Not the midwife who prays between
parted legs. Not
the just born baby. Not his open mouth
forming its first
word because the word is stillborn. Not
the afterbirth,
its collapse, a memory of its last breath.
No. None of this.
I pretend I’m well-mannered and polite.
Wet with my grief.
Barefoot. Burdened by footprints I follow,
those I’ve trekked
in the mud. I’ve come with no good sense
of discretion. I seek
sins and secrets, what remains I excavate
from the coffin
or confessional. My tongue is pickled
in a jar of ink.
The months have fed from my body
by the handful.
Even so, I foam at the mouth for what
was never mine.
Copyright © 2022 by Ángel García. Originally published in Poem-a-Day on November 28, 2022, by the Academy of American Poets.

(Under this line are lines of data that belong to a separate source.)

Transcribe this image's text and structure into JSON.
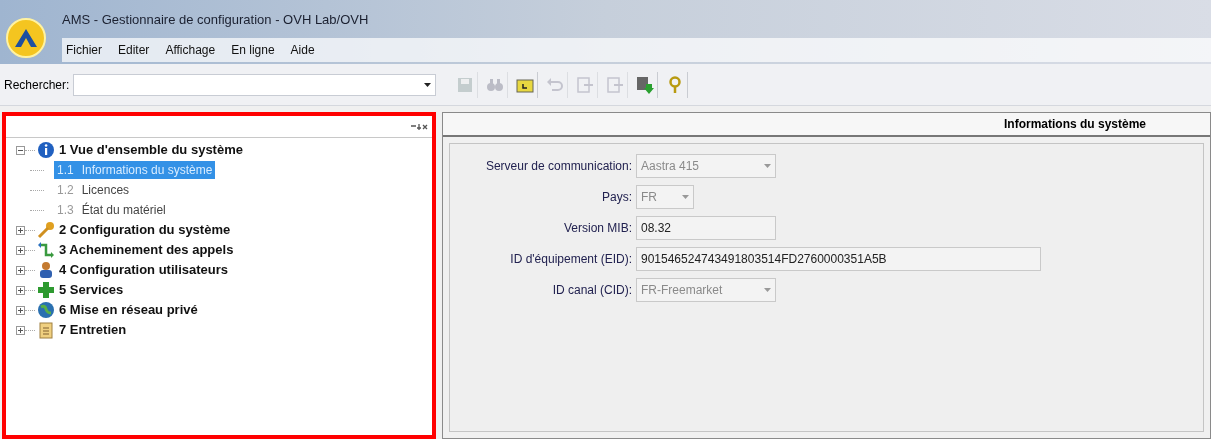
{
  "window": {
    "title": "AMS  - Gestionnaire de configuration - OVH Lab/OVH"
  },
  "menu": [
    "Fichier",
    "Editer",
    "Affichage",
    "En ligne",
    "Aide"
  ],
  "search": {
    "label": "Rechercher:"
  },
  "toolbar": [
    {
      "kind": "save",
      "disabled": true
    },
    {
      "kind": "find",
      "disabled": true
    },
    {
      "kind": "folder",
      "disabled": false
    },
    {
      "kind": "undo",
      "disabled": true
    },
    {
      "kind": "export",
      "disabled": true
    },
    {
      "kind": "import",
      "disabled": true
    },
    {
      "kind": "download",
      "disabled": false
    },
    {
      "kind": "help",
      "disabled": false
    }
  ],
  "tree": [
    {
      "label": "1 Vue d'ensemble du système",
      "expanded": true,
      "children": [
        {
          "number": "1.1",
          "label": "Informations du système",
          "selected": true
        },
        {
          "number": "1.2",
          "label": "Licences",
          "selected": false
        },
        {
          "number": "1.3",
          "label": "État du matériel",
          "selected": false
        }
      ]
    },
    {
      "label": "2 Configuration du système",
      "expanded": false
    },
    {
      "label": "3 Acheminement des appels",
      "expanded": false
    },
    {
      "label": "4 Configuration utilisateurs",
      "expanded": false
    },
    {
      "label": "5 Services",
      "expanded": false
    },
    {
      "label": "6 Mise en réseau privé",
      "expanded": false
    },
    {
      "label": "7 Entretien",
      "expanded": false
    }
  ],
  "panel": {
    "title": "Informations du système"
  },
  "fields": [
    {
      "label": "Serveur de communication:",
      "value": "Aastra 415",
      "kind": "combo"
    },
    {
      "label": "Pays:",
      "value": "FR",
      "kind": "combo"
    },
    {
      "label": "Version MIB:",
      "value": "08.32",
      "kind": "text"
    },
    {
      "label": "ID d'équipement (EID):",
      "value": "901546524743491803514FD2760000351A5B",
      "kind": "text"
    },
    {
      "label": "ID canal (CID):",
      "value": "FR-Freemarket",
      "kind": "combo"
    }
  ]
}
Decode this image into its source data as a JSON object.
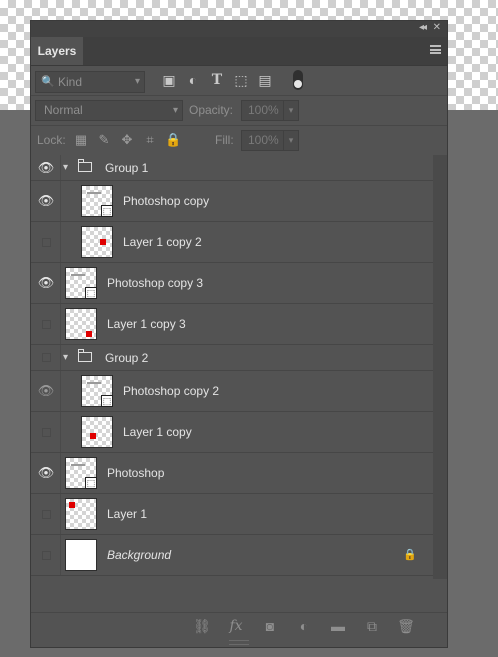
{
  "panel": {
    "tab": "Layers"
  },
  "filter": {
    "kind": "Kind",
    "icons": [
      "image-filter-icon",
      "adjustment-filter-icon",
      "type-filter-icon",
      "shape-filter-icon",
      "smart-object-filter-icon"
    ]
  },
  "blend": {
    "mode": "Normal",
    "opacity_label": "Opacity:",
    "opacity": "100%"
  },
  "lock": {
    "label": "Lock:",
    "fill_label": "Fill:",
    "fill": "100%"
  },
  "layers": [
    {
      "name": "Group 1",
      "type": "group",
      "visible": true
    },
    {
      "name": "Photoshop copy",
      "type": "smart",
      "visible": true,
      "indent": true
    },
    {
      "name": "Layer 1 copy 2",
      "type": "pixel",
      "visible": false,
      "indent": true
    },
    {
      "name": "Photoshop copy 3",
      "type": "smart",
      "visible": true
    },
    {
      "name": "Layer 1 copy 3",
      "type": "pixel",
      "visible": false
    },
    {
      "name": "Group 2",
      "type": "group",
      "visible": false
    },
    {
      "name": "Photoshop copy 2",
      "type": "smart",
      "visible": "dim",
      "indent": true
    },
    {
      "name": "Layer 1 copy",
      "type": "pixel",
      "visible": false,
      "indent": true
    },
    {
      "name": "Photoshop",
      "type": "smart",
      "visible": true
    },
    {
      "name": "Layer 1",
      "type": "pixel",
      "visible": false
    },
    {
      "name": "Background",
      "type": "background",
      "visible": false,
      "locked": true
    }
  ],
  "bottom_icons": [
    "link-layers-icon",
    "fx-icon",
    "add-mask-icon",
    "adjustment-layer-icon",
    "new-group-icon",
    "new-layer-icon",
    "delete-layer-icon"
  ],
  "colors": {
    "panel": "#535353",
    "accent_red": "#e00000"
  }
}
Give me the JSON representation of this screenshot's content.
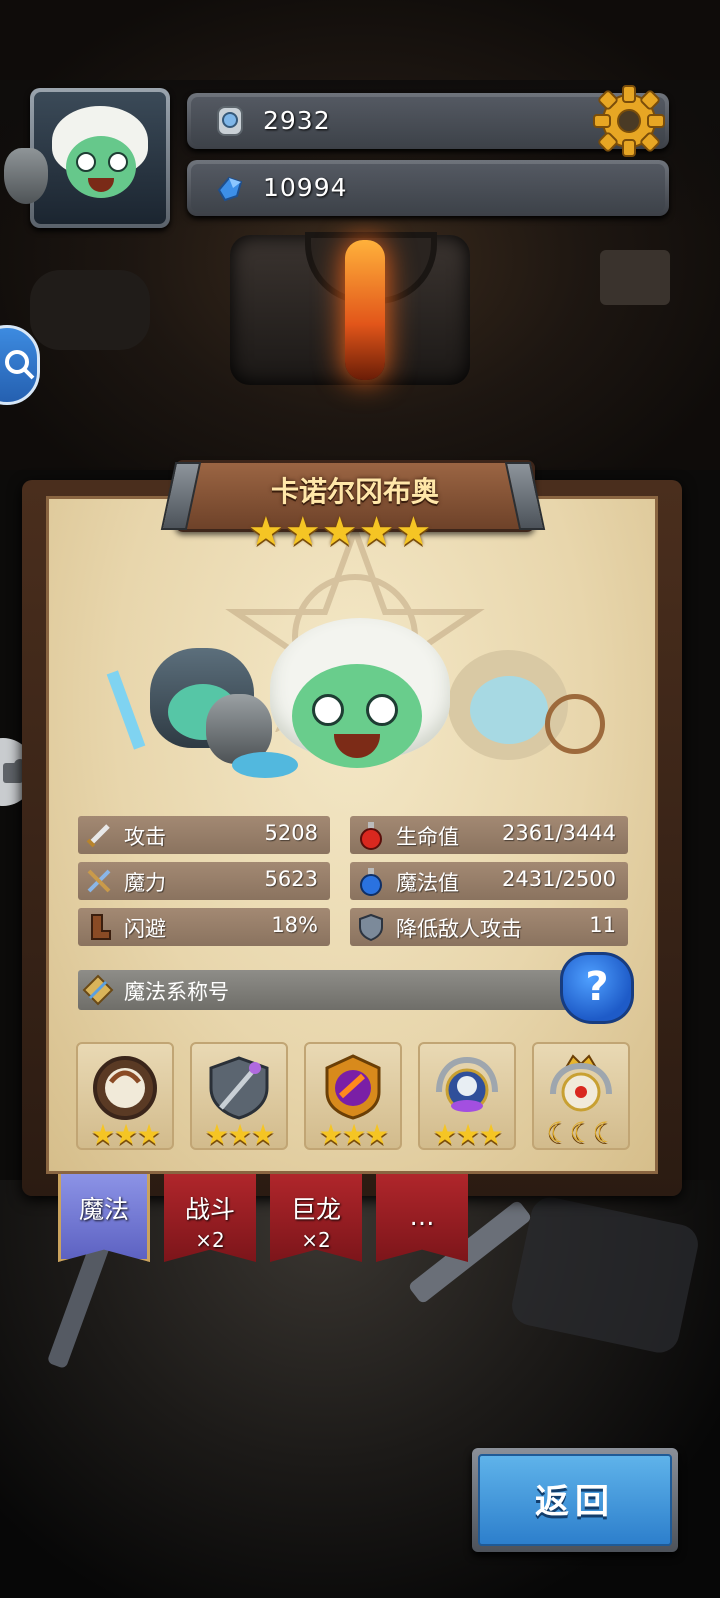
{
  "resources": {
    "gems": "2932",
    "crystals": "10994"
  },
  "hero": {
    "name": "卡诺尔冈布奥",
    "star_count": 5,
    "stars": [
      "★",
      "★",
      "★",
      "★",
      "★"
    ]
  },
  "stats": {
    "attack": {
      "label": "攻击",
      "value": "5208"
    },
    "magic_power": {
      "label": "魔力",
      "value": "5623"
    },
    "dodge": {
      "label": "闪避",
      "value": "18%"
    },
    "hp": {
      "label": "生命值",
      "value": "2361/3444"
    },
    "mp": {
      "label": "魔法值",
      "value": "2431/2500"
    },
    "damage_reduction": {
      "label": "降低敌人攻击",
      "value": "11"
    }
  },
  "title_bar": {
    "label": "魔法系称号",
    "help_glyph": "?"
  },
  "badges": [
    {
      "icon": "horned-beast-medallion-icon",
      "stars": "★★★"
    },
    {
      "icon": "crossed-staff-shield-icon",
      "stars": "★★★"
    },
    {
      "icon": "flame-scroll-emblem-icon",
      "stars": "★★★"
    },
    {
      "icon": "skull-laurel-emblem-icon",
      "stars": "★★★"
    },
    {
      "icon": "crowned-laurel-emblem-icon",
      "stars": "☾☾☾"
    }
  ],
  "tabs": [
    {
      "label": "魔法",
      "sub": "",
      "active": true
    },
    {
      "label": "战斗",
      "sub": "×2",
      "active": false
    },
    {
      "label": "巨龙",
      "sub": "×2",
      "active": false
    },
    {
      "label": "…",
      "sub": "",
      "active": false
    }
  ],
  "back_button": {
    "label": "返回"
  },
  "colors": {
    "star_gold": "#f5c524",
    "tab_active": "#6f75d6",
    "tab_inactive": "#a11f24",
    "button_blue": "#3f94dc",
    "parchment": "#ecdcb4"
  }
}
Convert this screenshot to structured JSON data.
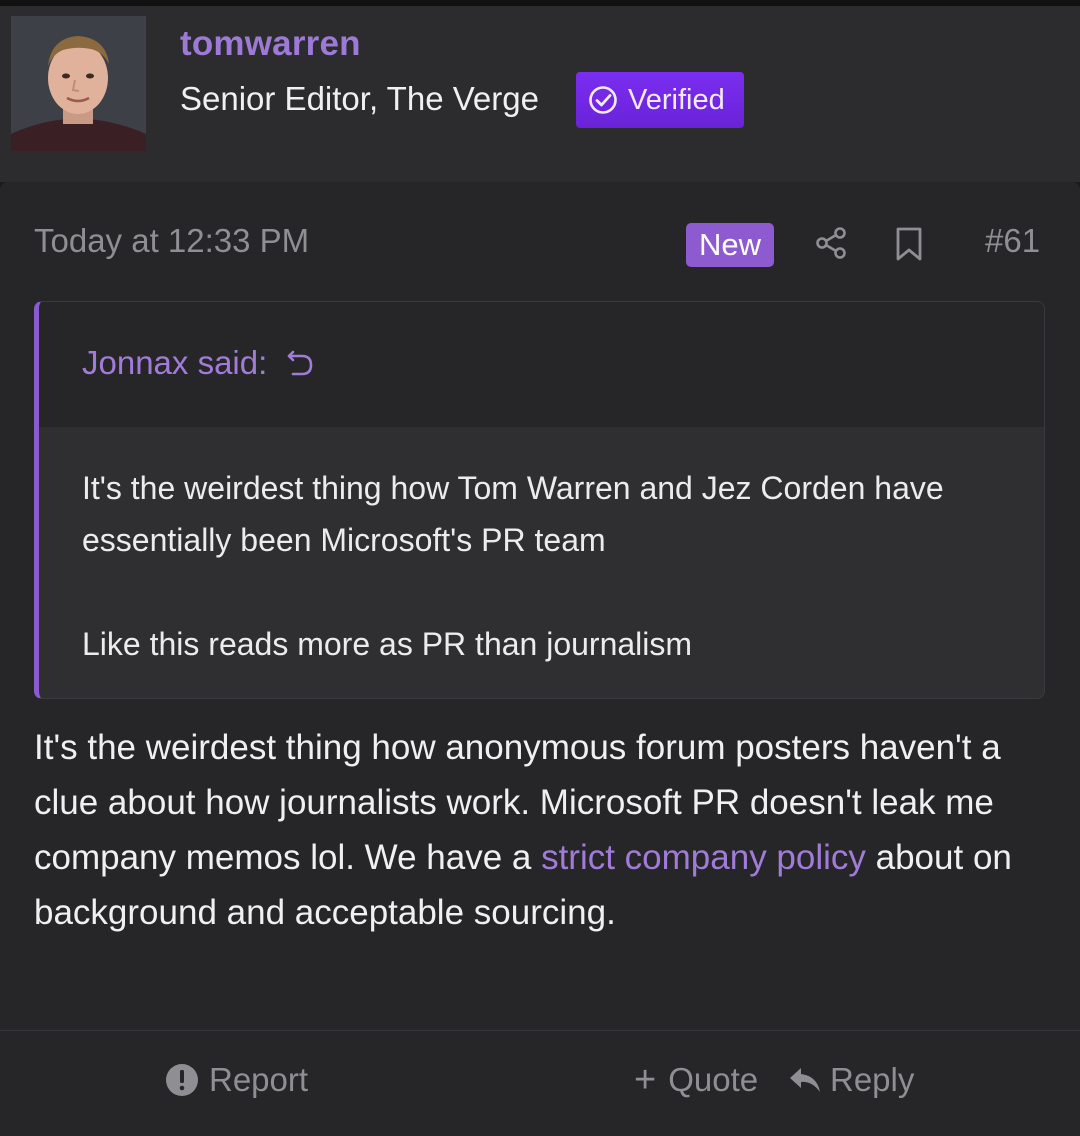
{
  "author": {
    "username": "tomwarren",
    "title": "Senior Editor, The Verge",
    "badge_label": "Verified"
  },
  "post": {
    "timestamp": "Today at 12:33 PM",
    "new_label": "New",
    "post_number": "#61",
    "quote": {
      "author_label": "Jonnax said:",
      "paragraphs": [
        "It's the weirdest thing how Tom Warren and Jez Corden have essentially been Microsoft's PR team",
        "Like this reads more as PR than journalism"
      ]
    },
    "message": {
      "text_before_link": "It's the weirdest thing how anonymous forum posters haven't a clue about how journalists work. Microsoft PR doesn't leak me company memos lol. We have a ",
      "link_text": "strict company policy",
      "text_after_link": " about on background and acceptable sourcing."
    }
  },
  "footer": {
    "report_label": "Report",
    "quote_label": "Quote",
    "reply_label": "Reply"
  },
  "icons": {
    "avatar": "user-avatar",
    "verified": "check-circle-icon",
    "share": "share-icon",
    "bookmark": "bookmark-icon",
    "quote_jump": "jump-back-icon",
    "report": "exclamation-circle-icon",
    "quote_plus": "plus-icon",
    "reply": "reply-arrow-icon"
  },
  "colors": {
    "accent": "#9d7ad6",
    "verified_bg": "#7a2ef0",
    "new_badge_bg": "#8d5ad0",
    "background": "#262628"
  }
}
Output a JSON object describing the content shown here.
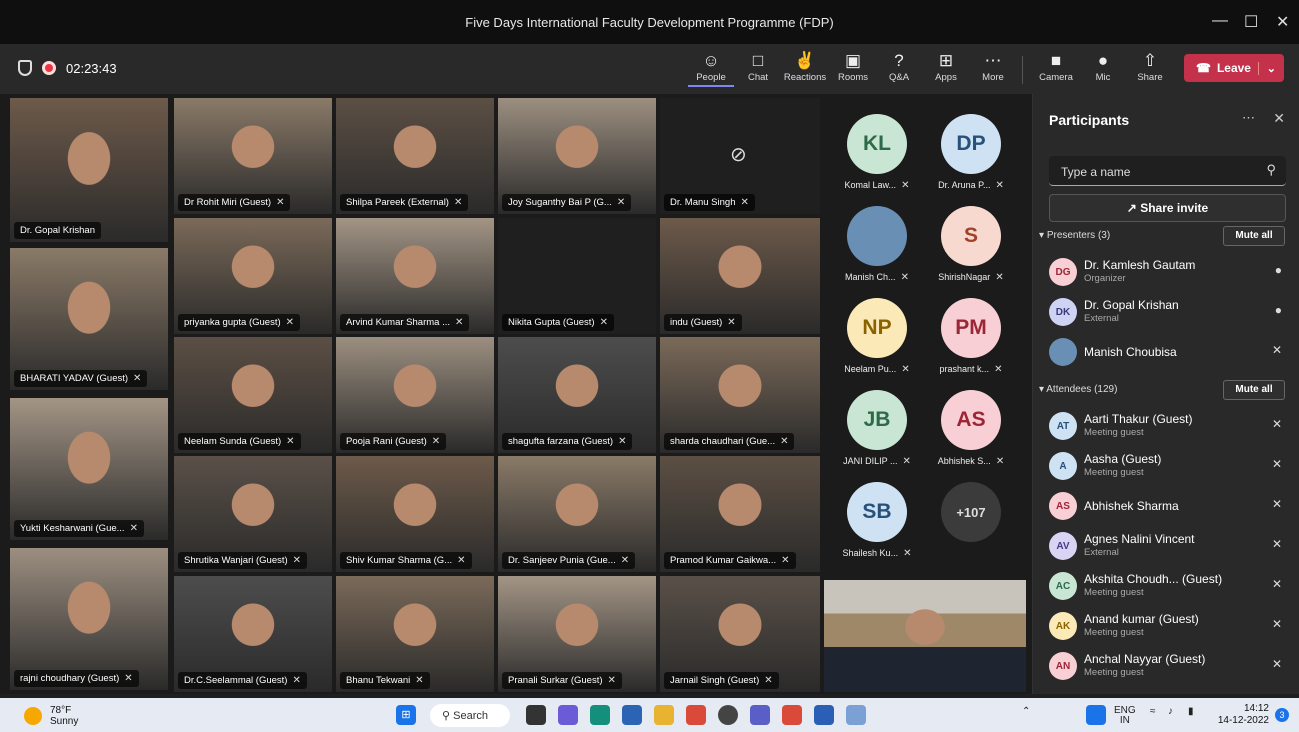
{
  "window": {
    "title": "Five Days International Faculty Development Programme (FDP)",
    "minimize": "—",
    "maximize": "☐",
    "close": "✕"
  },
  "meeting": {
    "timer": "02:23:43"
  },
  "toolbar": {
    "people": "People",
    "chat": "Chat",
    "reactions": "Reactions",
    "rooms": "Rooms",
    "qa": "Q&A",
    "apps": "Apps",
    "more": "More",
    "camera": "Camera",
    "mic": "Mic",
    "share": "Share",
    "leave": "Leave"
  },
  "tiles": [
    "Dr. Gopal Krishan",
    "Dr Rohit Miri (Guest)",
    "Shilpa Pareek (External)",
    "Joy Suganthy Bai P (G...",
    "Dr. Manu Singh",
    "priyanka gupta (Guest)",
    "Arvind Kumar Sharma ...",
    "Nikita Gupta (Guest)",
    "indu (Guest)",
    "BHARATI YADAV (Guest)",
    "Neelam Sunda (Guest)",
    "Pooja Rani (Guest)",
    "shagufta farzana (Guest)",
    "sharda chaudhari (Gue...",
    "Yukti Kesharwani (Gue...",
    "Shrutika Wanjari (Guest)",
    "Shiv Kumar Sharma (G...",
    "Dr. Sanjeev Punia (Gue...",
    "Pramod Kumar Gaikwa...",
    "rajni choudhary (Guest)",
    "Dr.C.Seelammal (Guest)",
    "Bhanu Tekwani",
    "Pranali Surkar (Guest)",
    "Jarnail Singh (Guest)"
  ],
  "avatars": [
    {
      "initials": "KL",
      "label": "Komal Law...",
      "bg": "#c9e6d4",
      "fg": "#2d6a48"
    },
    {
      "initials": "DP",
      "label": "Dr. Aruna P...",
      "bg": "#cfe2f3",
      "fg": "#28517a"
    },
    {
      "initials": "",
      "label": "Manish Ch...",
      "bg": "#6a8fb5",
      "fg": "#fff"
    },
    {
      "initials": "S",
      "label": "ShirishNagar",
      "bg": "#f8d9cf",
      "fg": "#a0422a"
    },
    {
      "initials": "NP",
      "label": "Neelam Pu...",
      "bg": "#fbeab8",
      "fg": "#8a6300"
    },
    {
      "initials": "PM",
      "label": "prashant k...",
      "bg": "#f7cfd4",
      "fg": "#9c2536"
    },
    {
      "initials": "JB",
      "label": "JANI DILIP ...",
      "bg": "#c9e6d4",
      "fg": "#2d6a48"
    },
    {
      "initials": "AS",
      "label": "Abhishek S...",
      "bg": "#f7cfd4",
      "fg": "#9c2536"
    },
    {
      "initials": "SB",
      "label": "Shailesh Ku...",
      "bg": "#cfe2f3",
      "fg": "#28517a"
    },
    {
      "initials": "+107",
      "label": "",
      "bg": "#3b3b3b",
      "fg": "#ddd"
    }
  ],
  "participants": {
    "title": "Participants",
    "search_placeholder": "Type a name",
    "share_invite": "Share invite",
    "presenters_label": "Presenters (3)",
    "attendees_label": "Attendees (129)",
    "mute_all": "Mute all",
    "presenters": [
      {
        "initials": "DG",
        "name": "Dr. Kamlesh Gautam",
        "sub": "Organizer",
        "bg": "#f7cfd4",
        "fg": "#9c2536"
      },
      {
        "initials": "DK",
        "name": "Dr. Gopal Krishan",
        "sub": "External",
        "bg": "#cfd3f3",
        "fg": "#363a7a"
      },
      {
        "initials": "",
        "name": "Manish Choubisa",
        "sub": "",
        "bg": "#6a8fb5",
        "fg": "#fff"
      }
    ],
    "attendees": [
      {
        "initials": "AT",
        "name": "Aarti Thakur (Guest)",
        "sub": "Meeting guest",
        "bg": "#cfe2f3",
        "fg": "#28517a"
      },
      {
        "initials": "A",
        "name": "Aasha (Guest)",
        "sub": "Meeting guest",
        "bg": "#cfe2f3",
        "fg": "#28517a"
      },
      {
        "initials": "AS",
        "name": "Abhishek Sharma",
        "sub": "",
        "bg": "#f7cfd4",
        "fg": "#9c2536"
      },
      {
        "initials": "AV",
        "name": "Agnes Nalini Vincent",
        "sub": "External",
        "bg": "#d9d4f3",
        "fg": "#4a3a8a"
      },
      {
        "initials": "AC",
        "name": "Akshita Choudh... (Guest)",
        "sub": "Meeting guest",
        "bg": "#c9e6d4",
        "fg": "#2d6a48"
      },
      {
        "initials": "AK",
        "name": "Anand kumar (Guest)",
        "sub": "Meeting guest",
        "bg": "#fbeab8",
        "fg": "#8a6300"
      },
      {
        "initials": "AN",
        "name": "Anchal Nayyar (Guest)",
        "sub": "Meeting guest",
        "bg": "#f7cfd4",
        "fg": "#9c2536"
      }
    ]
  },
  "taskbar": {
    "temp": "78°F",
    "weather": "Sunny",
    "search": "Search",
    "lang1": "ENG",
    "lang2": "IN",
    "time": "14:12",
    "date": "14-12-2022",
    "notif": "3"
  }
}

“For years I’ve been tracing my lineage, the historical record of where and who my family comes from. While the research has been a process of recovery, through anecdotes and occasional artifacts, I’ve come to the realization that I’m too late. There are wide and deep swaths of what I do not and never will know concerning the ancestors whose pasts I am trying to write through. Despite the loneliness this causes, the profound sense of loss, this poem offers a critique that hinges on my speaker’s selfishness. It asks, who am I to write through their lives?”